Limiting the “WH” Questions

WH questions are those that start with “Who,” “What,” “When,” “Where,” and “Why.”

Avoid using open “WH” questions like: “What are you doing?” or “How is your leg?” Children with autism may still understand these questions and will often echo these.

Instead, give them choice questions. For example, “Do you want milk or juice?”

Communicate Visually

When you give the child a choice question, remember to present the options visually. This will give them visual cues for comprehension and decision-making as they build their communication skills.

Follow Through Immediately on Their Answers

After the child makes their choice, comment on their selection. Echo the name of the object several times so they can understand and learn to name the objects.

You can also use tonal variation to help them identify good options like pets, toys, books, and foods. Or dangerous options like fire, medications, needles, and knives.

Conversational Modeling with Relevant Terms

Focus on using keywords to describe specific items or situations. For example, use the keywords “hungry” or “tired” instead of asking, “Are you tired?” The keywords cut the repetition of questions even as the child learns more new words.


Echolalia Treatment

Some of the go-to treatments for autism-related echolalia include the following:

Speech Therapy

The speech therapist works out the best way to improve how the echolalic child communicates.
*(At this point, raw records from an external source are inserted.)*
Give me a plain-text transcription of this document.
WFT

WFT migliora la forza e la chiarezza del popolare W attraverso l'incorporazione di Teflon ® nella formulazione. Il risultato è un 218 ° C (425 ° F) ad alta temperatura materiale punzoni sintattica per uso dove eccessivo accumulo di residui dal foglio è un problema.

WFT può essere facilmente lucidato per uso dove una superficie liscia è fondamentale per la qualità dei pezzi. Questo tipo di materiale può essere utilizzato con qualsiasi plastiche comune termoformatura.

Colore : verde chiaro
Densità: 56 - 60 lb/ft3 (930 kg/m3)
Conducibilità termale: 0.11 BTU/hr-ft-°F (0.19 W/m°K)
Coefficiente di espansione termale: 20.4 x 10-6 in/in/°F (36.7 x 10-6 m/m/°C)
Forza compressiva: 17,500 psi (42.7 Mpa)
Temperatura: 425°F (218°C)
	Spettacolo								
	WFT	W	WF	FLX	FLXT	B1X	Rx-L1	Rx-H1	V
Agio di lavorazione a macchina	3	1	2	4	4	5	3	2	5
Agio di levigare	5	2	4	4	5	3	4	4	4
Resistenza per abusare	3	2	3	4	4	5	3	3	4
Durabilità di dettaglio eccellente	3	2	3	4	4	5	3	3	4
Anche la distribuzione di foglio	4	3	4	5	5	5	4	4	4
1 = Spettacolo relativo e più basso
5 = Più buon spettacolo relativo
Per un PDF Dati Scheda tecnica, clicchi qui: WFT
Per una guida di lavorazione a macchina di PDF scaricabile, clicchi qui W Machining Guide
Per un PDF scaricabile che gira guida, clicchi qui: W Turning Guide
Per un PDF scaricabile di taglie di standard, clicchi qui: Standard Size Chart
They may use creative tools like picture boards, games, or even songs to improve communication skills.

The specific objectives of speech therapy include the following:

  • Mastering verbal and non-verbal communication
  • Articulate words well
  • Understanding verbal and non-verbal cues, including tone of voice, facial expressions, and body language.
  • Improve conversation skills, gestures, and eye contact
  • Starting communication.

ABA Therapy

Applied Behavior Analysis (ABA) is a type of therapy centered on the science of learning and behavior. With echolalia, the treatment goal would be communication and language development.

Positive reinforcement is a common technique employed in ABA therapy. It involves the use of positive rewards to foster positive behavior.

Every time a child communicates well, they get a meaningful reward. Examples of positive rewards include a compliment, a toy, or an activity like going to the playground.

The Bottom Line

While echolalia may seem alarming for many parents, you don’t need to worry too much. The repetitive phrases are an attempt by toddlers to learn the language and how to communicate.

But your child may continue to echo memorized phrases past early childhood, and this is often related to autism spectrum disorder.

The best way to help an echolalic child is to contact a speech-language therapist. The therapist can help your child drop the repetitive speech patterns and communicate spontaneously.